By the time Julie ends up at Fleisher’s wielding a meat cleaver, D has broken things off again, won’t respond to her multiple and varied attempts at communication, and she is awash in passionate memories of the time she was tied to this or that, kissing in cabs, his smell, and other scenes from break-up montages.

Powell has two stories going on here, with opposite results:

1. There is a first-person journalistic account of learning how to be a butcher. This is amazingly visual and captivating. A mix of Susan Orlean-style reporting on a specialty or subculture that is made interesting by the way it is written more than, necessarily, the subject matter.

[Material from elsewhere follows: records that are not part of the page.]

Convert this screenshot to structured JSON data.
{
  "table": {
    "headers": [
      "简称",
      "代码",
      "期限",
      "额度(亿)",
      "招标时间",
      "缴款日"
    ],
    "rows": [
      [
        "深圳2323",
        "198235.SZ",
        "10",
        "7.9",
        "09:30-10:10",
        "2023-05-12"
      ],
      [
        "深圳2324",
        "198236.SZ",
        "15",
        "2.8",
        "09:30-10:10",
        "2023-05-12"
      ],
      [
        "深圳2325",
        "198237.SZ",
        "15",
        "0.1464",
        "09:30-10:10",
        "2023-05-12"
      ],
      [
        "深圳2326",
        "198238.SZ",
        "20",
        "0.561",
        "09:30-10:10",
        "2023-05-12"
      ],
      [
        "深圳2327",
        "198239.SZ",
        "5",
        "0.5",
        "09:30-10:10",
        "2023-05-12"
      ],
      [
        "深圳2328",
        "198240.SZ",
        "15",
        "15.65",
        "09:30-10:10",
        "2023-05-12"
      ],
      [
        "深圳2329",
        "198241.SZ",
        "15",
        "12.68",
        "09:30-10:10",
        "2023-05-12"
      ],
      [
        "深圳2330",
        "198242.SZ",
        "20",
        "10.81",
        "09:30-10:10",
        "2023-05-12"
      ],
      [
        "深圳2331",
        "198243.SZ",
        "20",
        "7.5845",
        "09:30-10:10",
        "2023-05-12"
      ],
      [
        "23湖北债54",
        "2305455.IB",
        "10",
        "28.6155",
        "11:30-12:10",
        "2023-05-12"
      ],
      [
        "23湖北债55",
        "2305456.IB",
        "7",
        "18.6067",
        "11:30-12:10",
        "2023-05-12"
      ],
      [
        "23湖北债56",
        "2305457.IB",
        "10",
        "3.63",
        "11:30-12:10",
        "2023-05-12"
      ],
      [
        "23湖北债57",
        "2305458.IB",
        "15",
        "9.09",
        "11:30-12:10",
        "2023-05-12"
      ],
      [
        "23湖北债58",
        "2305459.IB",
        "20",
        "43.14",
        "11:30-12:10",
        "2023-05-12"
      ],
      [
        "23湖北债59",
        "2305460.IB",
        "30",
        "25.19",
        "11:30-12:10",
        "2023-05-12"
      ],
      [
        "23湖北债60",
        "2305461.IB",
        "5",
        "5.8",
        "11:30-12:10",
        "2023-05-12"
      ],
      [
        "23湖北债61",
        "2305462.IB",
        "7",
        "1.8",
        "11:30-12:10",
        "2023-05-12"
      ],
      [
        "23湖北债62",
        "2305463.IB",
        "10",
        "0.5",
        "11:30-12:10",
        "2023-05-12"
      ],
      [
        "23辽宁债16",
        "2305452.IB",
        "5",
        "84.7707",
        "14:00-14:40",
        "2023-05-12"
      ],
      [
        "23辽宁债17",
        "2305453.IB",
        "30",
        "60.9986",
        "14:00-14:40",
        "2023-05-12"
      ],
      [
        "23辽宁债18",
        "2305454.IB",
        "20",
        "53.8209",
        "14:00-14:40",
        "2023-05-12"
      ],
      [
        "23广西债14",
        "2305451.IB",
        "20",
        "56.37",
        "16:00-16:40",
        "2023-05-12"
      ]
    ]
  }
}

2. This is paired with doses of sloppy, overwrought puppy journal entries by someone who has obviously never skimmed He’s Just Not That Into You. This part is deeply confessional, like blog posts written in 2004 before people realized their bondage fantasies weren’t necessarily as anonymous as they had hoped.

Powell obviously knows how to write, but it’s also obvious that she learned to write at the school of blogger.com. She addresses the reader, inserts pop culture references — almost exclusively from “Buffy” — and sometimes slips in little conversational quips and ticks. (I know, right?)

In the latter part of the book, she goes on a meat pilgrimage to Argentina and Tanzania. She writes these colorful bits about drinking fresh animal blood, wearing jewelry made from skin, bits of fur still poking out of it. She watches slaughters and meets a man who thinks a beer and a cigarette is a fair trade for attempted rape and her Blackberry. It’s only when she goes back into her own head to her two loves that it unfavorably twiddles the uvula to induce gagging.

In post-publication interviews, Powell has indicated that she would like to try writing straight-up fiction. If her first two books are indication, she should do the exact opposite. Embedded journalism, told in third person: sheep herding, organic farming, riding with Hells Angels. She cannot be trusted to write fiction. It will be thinly-veiled. It will be flowery. It will be dated. It will have a wine bottle on the cover and lipstick-scrawl font. It will be a waste of her talents.